By MICHELLE CORK For the Idaho Press-Tribune Oct 27, 2013

In her more than 30 years as a teacher, Bonnie Kloster discovered that young students learned best when she linked a new concept to something they could relate to.

“When I was teaching, I found that children learn better when I put it in the form of a story,” said Kloster, a 34-year veteran of the classroom who taught kids in kindergarten, first and second grades who spoke little or no English at schools in California.

Now retired in Wilder, the 69-year-old Kloster used the same ideas to teach colors, telling time and days of the week in her books “Rufus and Friends.” The softcover Books feature Rufus, a tan Corgi, who helps young children learn concepts they’ll discover in school, as well as values such as friendship and maintaining a positive outlook.

The books are illustrated by award-winning graphic designer Teresa Sales, who Kloster met by chance when she contacted Caxton Printers — Sales’ employer — to discuss printing her books.

Kloster’s “Rufus” books are written for kids age 2-7, who she imagines initially having the books read to them by their parents, then reading them together, until finally the children graduate to reading the stories on their own.

Kloster seems a natural teacher.

“I never went to kindergarten, so I was an older first-grader,” she recalled. Her teacher often paired her with younger classmates, or those who needed some extra help. Kloster also assisted her brother, who was five years her junior, taught Sunday school and babysat.

In college, Kloster majored in English, a degree that she used as a writing liaison teacher in one of the elementary schools where she worked for 14 years.

“I love to work with children, and my passion is literacy,” she said.

Kloster retired in 2004 and moved to Wilder to be closer to her grandchildren, who range in age from 15 to a granddaughter born in early October.

She joined the Idaho Authors’ Community, a new group of veteran and rookie writers who Kloster said help each other promote their books, which she acknowledged is her least favorite part of being an author.

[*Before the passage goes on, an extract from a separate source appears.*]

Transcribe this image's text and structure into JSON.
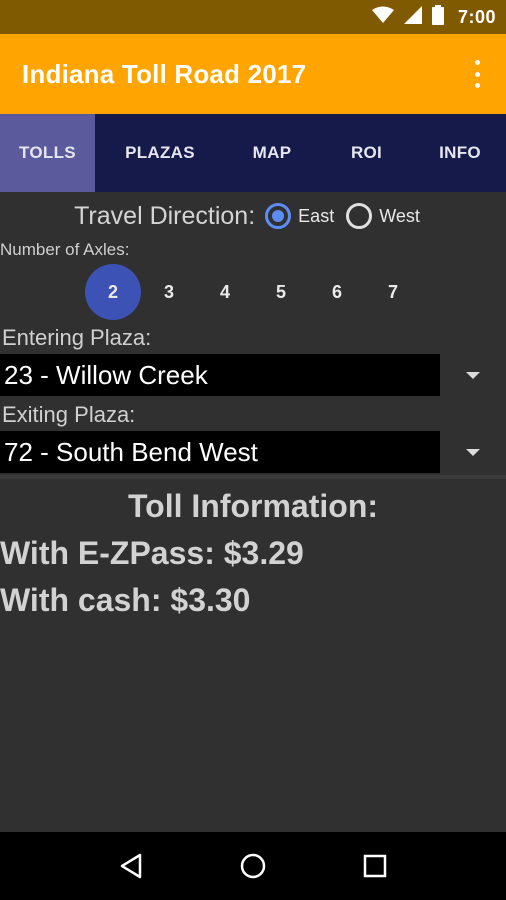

“We want to connect readers and authors, so we want to teach authors to do marketing,” she explained. Publishing, she added, “has changed so much.”

Her current project is a book for older children — ages 8-11 — that she hopes to self-publish by the end of the year. If sales go well, she said she’ll explore other publishing options.

“I’m challenging myself a little bit,” Kloster said, noting that writing for that age group is “much more involved. I need a character sketch, you have your plot. ... You have to use the entire writing process.”

Kloster’s third “Rufus” book tackles sequencing and shapes. It’s written and awaiting Sales’ illustrations.